Spray trees now? Why would any gardener want to spend the waning days of autumn spraying his fruit trees? Well, it would not be necessary if it weren't for the potentially serious disease coryneum blight.
Coryneum blight is also known as shothole disease because of the interesting leaf symptom. It attacks all stone fruit trees but is more common on peaches and apricots. Nectarines are seriously affected some years, while plums and cherries have fewer problems.Control is necessary this time of year because the fungus infects trees through the bud scale scar. This scar remains when the leaf falls off the tree and leaves a small open area underneath each bud. This open area is invaded by the fungus and then infects the surrounding tissue. The fall infection produces symptoms during the following year.
The infection process is much more serious when rainy weather occurs during leaf drop. The infected buds are killed as growth begins in the spring. They have a shiny, varnished appearance and produce small amounts of gum surrounding the infection.

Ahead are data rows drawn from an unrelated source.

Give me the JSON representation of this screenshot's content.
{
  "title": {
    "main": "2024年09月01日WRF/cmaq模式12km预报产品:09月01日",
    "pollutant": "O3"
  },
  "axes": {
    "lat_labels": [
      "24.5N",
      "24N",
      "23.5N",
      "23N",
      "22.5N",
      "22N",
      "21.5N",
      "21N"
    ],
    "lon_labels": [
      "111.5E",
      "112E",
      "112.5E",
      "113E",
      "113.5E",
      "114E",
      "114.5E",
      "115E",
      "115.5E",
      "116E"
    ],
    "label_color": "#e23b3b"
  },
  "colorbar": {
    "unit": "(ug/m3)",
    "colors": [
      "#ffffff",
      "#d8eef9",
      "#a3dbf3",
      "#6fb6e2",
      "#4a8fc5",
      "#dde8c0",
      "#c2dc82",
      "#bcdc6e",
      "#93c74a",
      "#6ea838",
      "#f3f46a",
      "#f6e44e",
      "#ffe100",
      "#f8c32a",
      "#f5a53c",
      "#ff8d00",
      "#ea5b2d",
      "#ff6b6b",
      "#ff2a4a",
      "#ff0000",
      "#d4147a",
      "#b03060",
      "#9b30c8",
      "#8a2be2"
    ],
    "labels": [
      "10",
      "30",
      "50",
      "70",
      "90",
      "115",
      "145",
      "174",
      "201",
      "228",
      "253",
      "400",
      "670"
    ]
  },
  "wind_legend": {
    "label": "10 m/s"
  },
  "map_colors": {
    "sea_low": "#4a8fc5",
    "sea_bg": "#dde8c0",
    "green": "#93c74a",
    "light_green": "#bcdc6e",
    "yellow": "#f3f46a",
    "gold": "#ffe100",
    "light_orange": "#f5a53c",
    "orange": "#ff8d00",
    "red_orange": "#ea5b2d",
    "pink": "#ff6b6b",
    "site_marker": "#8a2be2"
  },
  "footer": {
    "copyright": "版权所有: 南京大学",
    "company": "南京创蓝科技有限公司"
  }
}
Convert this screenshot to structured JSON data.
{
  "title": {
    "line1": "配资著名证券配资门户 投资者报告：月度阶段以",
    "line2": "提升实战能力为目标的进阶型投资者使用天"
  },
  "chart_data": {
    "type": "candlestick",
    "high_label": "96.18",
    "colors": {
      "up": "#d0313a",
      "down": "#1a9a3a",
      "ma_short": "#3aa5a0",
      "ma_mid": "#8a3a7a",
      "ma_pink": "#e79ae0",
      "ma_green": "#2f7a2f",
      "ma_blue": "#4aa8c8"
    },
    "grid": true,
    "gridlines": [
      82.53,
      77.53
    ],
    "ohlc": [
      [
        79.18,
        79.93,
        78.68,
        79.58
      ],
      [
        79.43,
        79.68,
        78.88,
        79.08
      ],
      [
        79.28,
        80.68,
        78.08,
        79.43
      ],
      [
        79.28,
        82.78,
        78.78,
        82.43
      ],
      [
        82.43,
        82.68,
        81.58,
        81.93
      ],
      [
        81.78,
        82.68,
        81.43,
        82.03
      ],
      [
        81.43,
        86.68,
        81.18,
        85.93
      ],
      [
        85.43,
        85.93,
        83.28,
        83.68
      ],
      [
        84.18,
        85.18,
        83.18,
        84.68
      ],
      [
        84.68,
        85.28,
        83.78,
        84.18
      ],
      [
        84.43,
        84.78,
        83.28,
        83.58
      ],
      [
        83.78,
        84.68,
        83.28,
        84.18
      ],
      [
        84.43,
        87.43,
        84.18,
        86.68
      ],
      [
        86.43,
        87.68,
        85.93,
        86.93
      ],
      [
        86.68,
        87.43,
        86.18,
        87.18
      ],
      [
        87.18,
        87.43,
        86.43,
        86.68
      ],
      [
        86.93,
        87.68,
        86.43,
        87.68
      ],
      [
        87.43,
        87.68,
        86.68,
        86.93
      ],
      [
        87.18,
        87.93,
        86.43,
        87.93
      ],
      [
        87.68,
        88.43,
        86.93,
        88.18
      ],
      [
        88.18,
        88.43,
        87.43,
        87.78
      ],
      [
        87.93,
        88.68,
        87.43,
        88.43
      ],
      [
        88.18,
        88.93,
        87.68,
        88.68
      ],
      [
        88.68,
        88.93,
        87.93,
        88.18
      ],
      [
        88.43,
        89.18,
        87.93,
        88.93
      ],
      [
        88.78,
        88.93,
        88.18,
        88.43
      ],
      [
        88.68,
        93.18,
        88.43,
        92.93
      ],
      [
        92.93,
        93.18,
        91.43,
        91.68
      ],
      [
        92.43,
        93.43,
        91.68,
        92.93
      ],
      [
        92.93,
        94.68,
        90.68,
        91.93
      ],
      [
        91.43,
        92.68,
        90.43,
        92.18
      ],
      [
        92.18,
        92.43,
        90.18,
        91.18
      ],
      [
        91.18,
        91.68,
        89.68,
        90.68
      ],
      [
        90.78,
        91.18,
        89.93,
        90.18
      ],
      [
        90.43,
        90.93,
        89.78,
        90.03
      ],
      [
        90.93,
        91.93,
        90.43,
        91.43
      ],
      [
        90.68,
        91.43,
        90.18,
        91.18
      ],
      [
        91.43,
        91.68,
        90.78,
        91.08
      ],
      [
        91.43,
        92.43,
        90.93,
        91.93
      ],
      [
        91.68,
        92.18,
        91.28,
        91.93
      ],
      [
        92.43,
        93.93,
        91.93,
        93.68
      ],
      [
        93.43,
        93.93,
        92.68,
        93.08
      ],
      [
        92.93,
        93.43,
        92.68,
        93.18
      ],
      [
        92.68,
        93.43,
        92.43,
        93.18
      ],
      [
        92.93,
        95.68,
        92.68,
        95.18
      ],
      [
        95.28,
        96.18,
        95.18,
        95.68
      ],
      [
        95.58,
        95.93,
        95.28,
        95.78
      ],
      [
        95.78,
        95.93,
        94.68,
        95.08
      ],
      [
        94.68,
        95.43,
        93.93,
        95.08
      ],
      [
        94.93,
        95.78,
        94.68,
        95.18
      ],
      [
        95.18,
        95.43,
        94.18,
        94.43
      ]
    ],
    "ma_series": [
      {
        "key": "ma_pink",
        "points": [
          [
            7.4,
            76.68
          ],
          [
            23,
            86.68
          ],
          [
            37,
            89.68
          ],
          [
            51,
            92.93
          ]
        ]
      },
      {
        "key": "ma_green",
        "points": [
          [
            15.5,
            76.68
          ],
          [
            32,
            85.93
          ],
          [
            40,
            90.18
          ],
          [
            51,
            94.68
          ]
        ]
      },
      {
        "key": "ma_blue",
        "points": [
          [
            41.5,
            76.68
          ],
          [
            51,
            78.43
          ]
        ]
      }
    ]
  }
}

The fungus also infects the twigs and causes a dead tan spot one-eighth of an inch or more in diameter. This tan spot has a distinct purple margin. The spots grow larger and eventually girdle young twigs so the wood beyond where the infection occurs, dies. The disease is not fatal to the tree but greatly reduces the number of fruit and leaf buds by killing many of the small twigs.
The symptoms on the leaves are much more distinct and account for the common name, "shot-hole disease." Leaves appear to have been peppered with a shotgun blast because of the many small BB-size holes through the leaves. These holes start as small round spots with tan centers and purple margins. The center eventually dies and falls out leaving the shot-hole effect. If your trees show the shot-hole symptom, a preventative spray is in order.
As soon as the leaves have fallen from the tree, spray with either fixed copper or daconil. Fixed copper sprays include Lily Miller's Microcop, Acme Bordeaux mixture, as well as other supplies. Daconil is also available from many manufacturers.
Unfortunately, the disease organism survives from one year to the next, in the cankers on the infected twigs and buds. Newly developing fruit is often infected from these buds and develops fruit symptoms or many simply fail to develop. Each twig canker is capable of producing millions of spores that spread to other plant tissue by wind and moisture. Affected twigs should be removed during the spring pruning.
Fruit infections occurring in the spring are primarily a problem with apricots, though it will affect other fruits. The apricots develop small, raised purplish spots. They are evident when the green fruit is slightly larger than a pea. The spots expand as the fruit develops and may eventually cover the entire fruit surface. The fruit is safe to eat but has an unattractive appearance. Apricots are treated in the spring as the flower fall to the ground. Apricots should receive the same fall treatment as peaches, if the disease has been severe.
It's always a good idea to clean up leaves from around diseased trees. This is not only true of fruit trees affected by coryneum blight, but it's also true of aspens. Destroy the aspen leaves through the hot composting process described last week or use another means of disposal. This reduces the inoculum for aspen leaves spot disease which causes the black leaves on the aspen trees in our area. The inoculum source of powdery mildew on roses is also reduced by destroying fallen rose leaves.
Many gardeners want to prune trees this time of year. This is not recommended as it stimulates cell division around the pruning cuts. The newly divided cells are very susceptible to winter kill. Home gardeners should delay all major pruning of fruit trees until late winter or early spring. The only exception is dead or diseased wood. Those branches can be removed anytime they are pres-ent. Clean up and spray infected trees now, but delay your pruning. Your trees will be healthier and more fruitful next year.